Silenzio. Muta. Non parla. Ma a togliere la voce alla premier non sono i problemi con l'Europa, il malessere della maggioranza, i conti pubblici da far quadrare o la protesta della Fnsi contro l'emendamento Costa sulle intercettazioni. È l'influenza. Giorgia è febbricitante, a letto con la Tachipirina, afona. Salta dunque per la seconda volta la conferenza stampa di fine d'anno, rimandata a boh, data da destinarsi, e salta pure il boicottaggio del principale sindacato dei giornalisti, mobilitato contro la «legge bavaglio», cioè il divieto di pubblicare non la notizia bensì il dettaglio delle ordinanze di custodia cautelare. E già lo sciopero era piuttosto pittoresco, perché ad astenersi dal partecipare erano solo i vertici della FNSI e non i cronisti «che devono svolgere il proprio lavoro». Senza contare che la Meloni viene sempre accusata, con qualche ragione, di scansare le domande e quella che si voleva sabotare era una delle poche occasioni in cui la presidente del Consiglio è «costretta» per due o tre ore ad ascoltare e a spiegare.
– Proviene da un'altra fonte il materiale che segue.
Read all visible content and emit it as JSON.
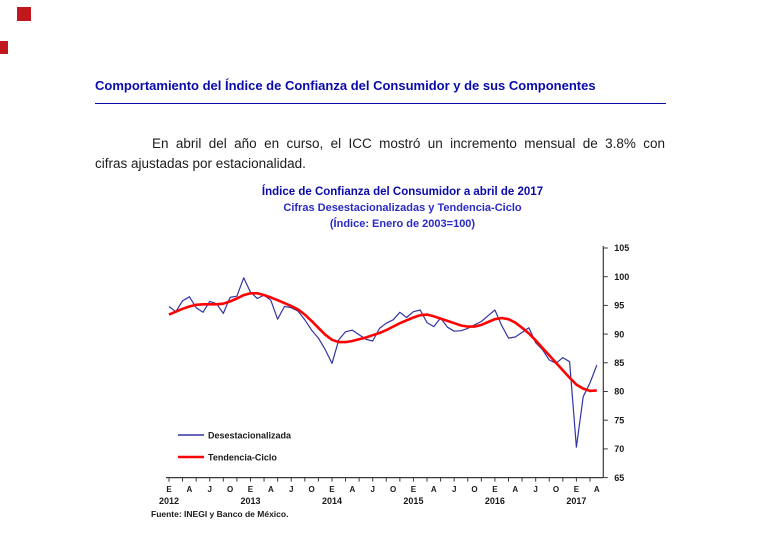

Ma tant'è. La premier è ko, informano da Palazzo Chigi, «a causa del persistere dell'indisposizione dei giorni precedenti». Il primo appuntamento era stato fissato per il 21 dicembre. La Meloni, che aveva dovuto disertare la cerimonia al Quirinale per lo scambio di auguri tra Mattarella e le alte cariche, per l'influenza ha dovuto cancellare pure l'impegno con la stampa parlamentare. Intorno a Natale però si era rifatta viva qua e là, dalla recita della figlia alla visita al comando interruppe, dal video in cui parlava del «lavoro del governo per l'Italia» e dell'«orgoglio», alla foto del 25 sotto l'albero con la piccola Ginevra, con tanto di auguri alla nazione. Poi qualcuno l'ha vista a bordo di un aereo Roma-Milano, forse stava accompagnando la figlia a salutare i nonni paterni.
Ora, niente presidente del Consiglio, niente conferenza. La protesta della Fnsi, tra marce e imbavagliamenti davanti ai palazzi, prosegue. A restare per il momento inespresse saranno le tante domande previste, una quarantina. Alcune piuttosto calde. Il no al Mes e lo strappo con Bruxelles. Il si al Patto di stabilità e i rischi per il futuro dei bilanci pubblici. I soldi del Pnrr e le misure contro l'immigrazione irregolare. Le tensioni interne e i provvedimenti della Finanziaria. Le riforme istituzionali e le polemiche sul premierato. I rapporti di forza nel centrodestra e le grandi alleanze in Europa dopo le elezioni della prossima primavera.
E qui si nasconde la madre di tutte le domande: Giorgia si candiderà a Bruxelles? La tentazione è forte, l'idea è quella di ripetere l'exploit di Matteo Renzi che grazie al suo nome in lista trascinò il Pd al 41 per cento. Il rischio è che un successo troppo netto metta in difficoltà gli alleati e influisca sulla stabilità dell'esecutivo. La riserva non è stata ancora sciolta. Comunque non è un argomento da rivelare in una conferenza stampa, metterebbe in ombra l'attività di un anno di governo.
Infine, la
politica estera, il campo in cui ha riscosso i maggiori successi. Nel 2024, anno della presidenza italiana del G7, sono in agenda viaggi in Giappone, Canada e Usa, forse pure in Cina: Giorgia punta a un rilancio internazionale.